The US, which has a whopping 75 percent of its reserve holdings in gold, and the Western European countries, which have an average of approximately 64 percent of their reserve holdings in gold, seem to believe no one should own gold – except them! It shouldn’t surprise anyone that emerging market central banks have spotted the double standard. As they advance economically, these nations are less likely to do what Washington tells them is right and more likely to think for themselves. And with an average of less than 20 percent of their reserve holdings in gold, they clearly know they have some catching up to do.
Behind the smoke and mirrors then, central banks in the developed world are hoarders. Central banks in the emerging markets are scramblers. Significantly, nobody is selling, only buying.
The Fiat Fantasy Meets Reality
What is causing the rush back to gold? Two words: excess debt. Independent central banking has always been more of a dream than a reality. Politicians knew from the beginning that they could run up the tab and then corner central bankers into bailing them out via inflation, AKA stealth default. Regrettably, central bankers have dutifully obliged – no one, for example, has yet resigned in protest. Only a few have ever defied their governments, and only for short periods.
Of course, governments throughout history have created the conditions for their own collapse by tampering with their money supply to pay debts. Undermining the currency means undermining the entire economy, which lowers tax receipts and creates more debt. Soon, the unintended consequences of the policy overwhelm its intended consequences, and the state collapses – along with the jobs of those central bankers. Committed, nonetheless, the central bankers are.

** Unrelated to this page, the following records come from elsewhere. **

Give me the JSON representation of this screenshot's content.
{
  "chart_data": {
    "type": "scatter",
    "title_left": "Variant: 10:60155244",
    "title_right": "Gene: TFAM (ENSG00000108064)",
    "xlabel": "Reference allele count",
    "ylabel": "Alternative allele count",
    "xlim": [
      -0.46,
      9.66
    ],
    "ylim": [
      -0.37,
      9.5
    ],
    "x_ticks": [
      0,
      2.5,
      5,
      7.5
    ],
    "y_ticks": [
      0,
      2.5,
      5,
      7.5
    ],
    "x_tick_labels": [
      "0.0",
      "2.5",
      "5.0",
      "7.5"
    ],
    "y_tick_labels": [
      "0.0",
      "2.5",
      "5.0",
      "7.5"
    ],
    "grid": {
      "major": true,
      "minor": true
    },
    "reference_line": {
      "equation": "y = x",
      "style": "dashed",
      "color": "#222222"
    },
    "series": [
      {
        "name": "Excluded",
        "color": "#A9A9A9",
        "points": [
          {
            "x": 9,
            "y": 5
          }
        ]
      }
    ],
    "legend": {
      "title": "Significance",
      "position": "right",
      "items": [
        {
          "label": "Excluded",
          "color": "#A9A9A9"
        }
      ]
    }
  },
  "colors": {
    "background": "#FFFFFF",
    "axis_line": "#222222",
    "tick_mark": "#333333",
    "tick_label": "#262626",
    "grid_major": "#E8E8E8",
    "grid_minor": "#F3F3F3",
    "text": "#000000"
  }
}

Against this historical cycle, the best insurance policy is physical gold. Those with the most of it will best weather the coming rounds of competitive devaluation. No wonder that central banks in the emerging markets are scrambling to play catch-up to their developed-world counterparts.
How much gold will central banks stockpile? We cannot and do not know for sure. What we can and do know for sure is that they have prudently decided on a strategic shift in policy. This is creating a floor for the price of gold and a brighter future ahead for those who are prepared for the return of sound money.